The company said in a past earnings report that Health Net’s premium increases cut into enrollment.
PacifiCare posted a 7% enrollment gain to 122,876 members.
The UnitedHealth acquisition doesn’t stand to impact PacifiCare’s local operations. UnitedHealth plans to operate PacifiCare as a separate brand with most of the company’s management, including Chief Executive Howard Phanstiel, staying on.
No. 4 Blue Shield of California counted the list’s biggest percentage growth, up 21% to 128,572 members.
“We expanded our product portfolio, added more plans and choices,” said Elise Anderson, a Blue Shield spokeswoman.
During the past year, Blue Shield has added a high-deductible plan that can be used with a health savings account. A health savings account, which allows enrollees to put aside pretax dollars for certain expenses, is a type of consumer-driven healthcare.
The Business Journal estimated that Philadelphia-based Cigna had 70,000 HMO enrollees in OC. Universal Care, which is based in Signal Hill, had an estimated OC membership of 45,000.

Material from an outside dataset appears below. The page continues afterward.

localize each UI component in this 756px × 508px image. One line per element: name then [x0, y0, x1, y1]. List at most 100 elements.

No. 8 Aetna Health of California reported 39,595 members in OC, down 8% from the previous year.
No. 9 Scan Health Plan, a Long Beach HMO that specializes in Medicare, posted an 11% enrollment gain to 14,326 members.

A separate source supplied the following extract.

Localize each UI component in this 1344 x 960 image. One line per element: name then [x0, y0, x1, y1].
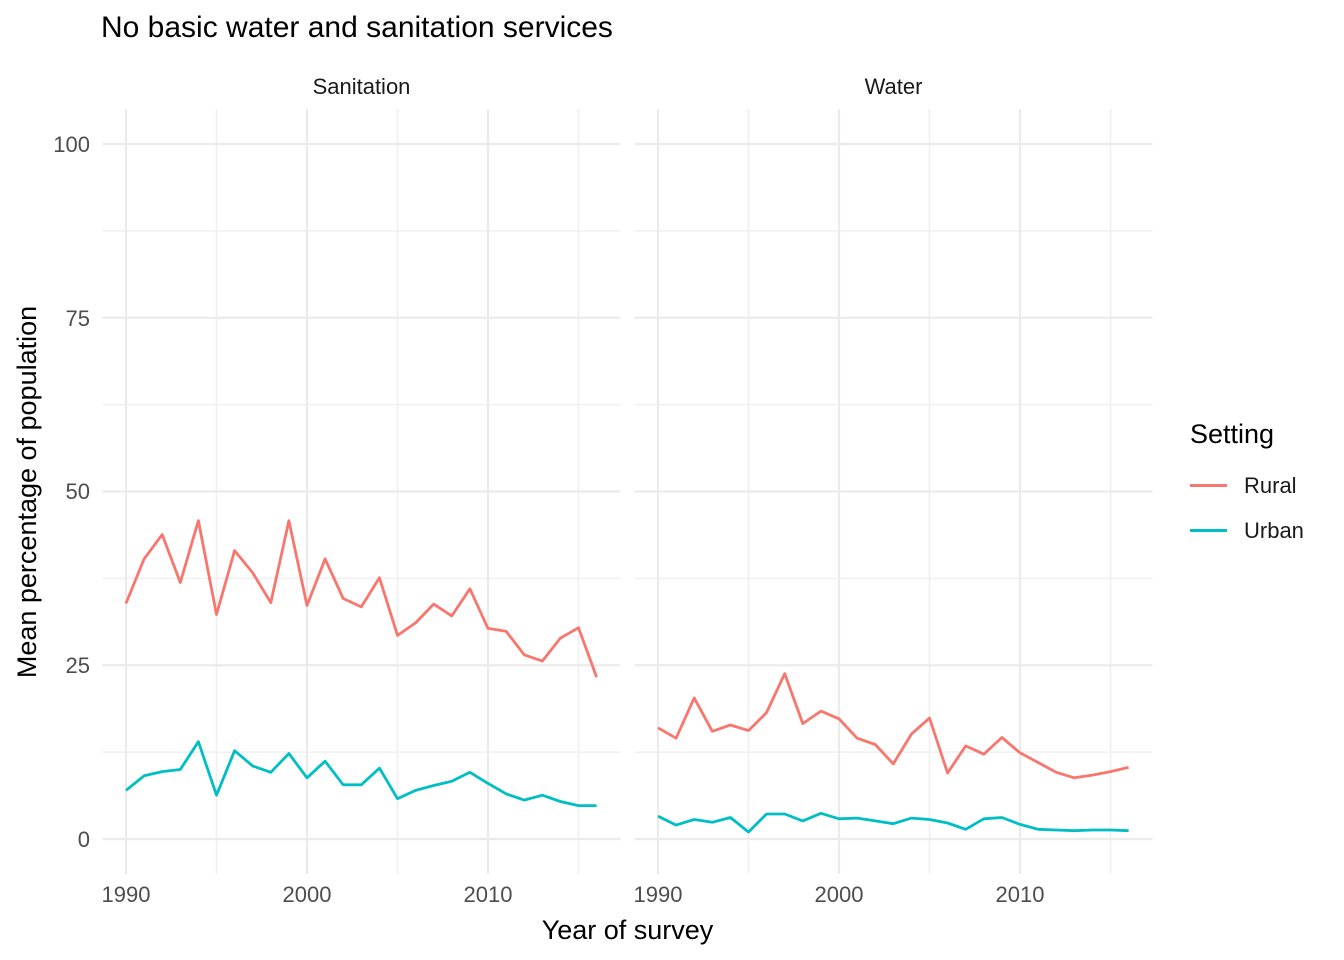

The list is rounded out by No. 10 Great-West Healthcare of Englewood, Colo. Great-West reported 10,750 members, up 2% from the past year.
PPO Directory
As was the case in previous years, many of the companies listed on the Business Journal’s preferred provider organization directory declined to break out OC enrollment figures.

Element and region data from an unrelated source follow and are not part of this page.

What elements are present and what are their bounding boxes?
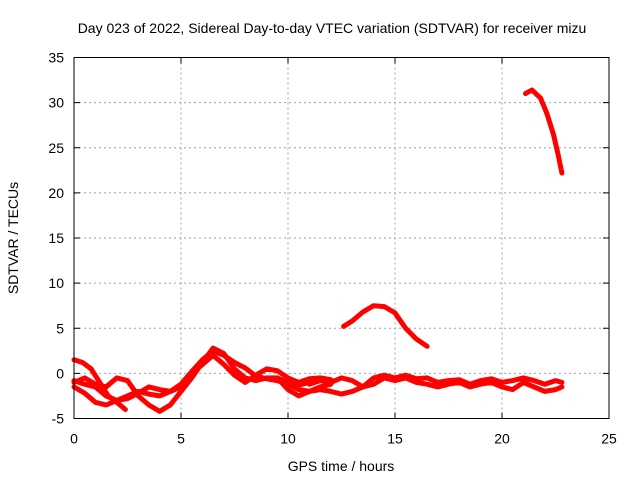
- series-line-track-5: [274, 375, 565, 399]
- y-tick-label: -5: [52, 411, 65, 427]
- chart-title: Day 023 of 2022, Sidereal Day-to-day VTE…: [78, 20, 587, 36]
- y-tick-label: 30: [48, 95, 64, 111]
- x-tick-label: 25: [601, 431, 617, 447]
- x-tick-label: 5: [177, 431, 185, 447]
- series-line-track-3: [71, 345, 312, 414]
- y-tick-label: 0: [56, 365, 64, 381]
- series-line-track-8: [523, 87, 565, 176]
- y-tick-label: 20: [48, 185, 64, 201]
- tick-layer: 0 5 10 15 20 25 -5 0 5 10 15 20 25 30 35: [48, 50, 617, 447]
- x-axis-label: GPS time / hours: [288, 458, 395, 474]
- x-tick-label: 15: [387, 431, 403, 447]
- series-line-track-7: [341, 303, 430, 349]
- series-line-track-6: [306, 372, 565, 390]
- y-tick-label: 10: [48, 275, 64, 291]
- series-layer: [71, 87, 565, 414]
- y-tick-label: 35: [48, 50, 64, 66]
- grid-layer: [74, 57, 609, 419]
- x-tick-label: 10: [280, 431, 296, 447]
- y-tick-label: 25: [48, 140, 64, 156]
- series-line-track-4: [71, 352, 334, 403]
- y-axis-label: SDTVAR / TECUs: [5, 182, 21, 294]
- y-tick-label: 5: [56, 320, 64, 336]
- x-tick-label: 20: [494, 431, 510, 447]
- y-tick-label: 15: [48, 230, 64, 246]
- x-tick-label: 0: [70, 431, 78, 447]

The plan providers that did give local numbers posted a 2% increase in enrollment in the past year.
PacifiCare showed the largest enrollment surge. It saw membership grow 82% to 26,099. The health plan provider recently introduced PPO plans as part of its effort to move beyond its traditional HMO image.
Other PPO plans that provided OC numbers included Blue Shield, which reported a 5% membership gain to 112,216.
Aetna Health of California said its local enrollment was up 6% to 87,910. Decliners included Health Net, which said its OC PPO enrollment fell 7% to 25,000.
Health analysts have said that PPOs, which give enrollees more flexibility in selecting doctors, but at a higher cost, have gained popularity at the expense of health maintenance organizations.
But the emergence of consumer-driven healthcare, coupled with fluctuations in the economy, may limit the appeal of PPOs.
PPOs were particularly popular some years ago when competition to hire workers was fierce and more employers used benefit packages as hiring incentives.
Irvine’s Private Healthcare Systems Inc. reported 169,413 members, down 2% from the previous years. Private Healthcare’s figures include HMOs,the company declined to provide a breakdown.
Beech Street Corp., which is based in Lake Forest, declined to disclose local enrollment numbers.
Earlier this month, Beech Street said it was being acquired for $165 million by Concentra Operating Corp. of Addison, Texas, in a deal that’s expected to close late this year.
Concentra said it’s buying Beech Street in order to boost its offerings in the group healthcare market. Concentra specializes in cost-containment and case management services for the group healthcare, automobile and occupational markets. It also operates a national workers’ compensation provider network.
Beech Street is expected to operate as a distinct brand after the deal, Concentra said. Bill Hale, Beech Street’s chief executive, and other members of the company’s management team are set to continue running the operation.
Beech Street, which was founded in 1951, contracts with large employers, unions, city governments and others for access to its doctors. It is not an insurance company that operates PPOs, such as Cigna or Aetna.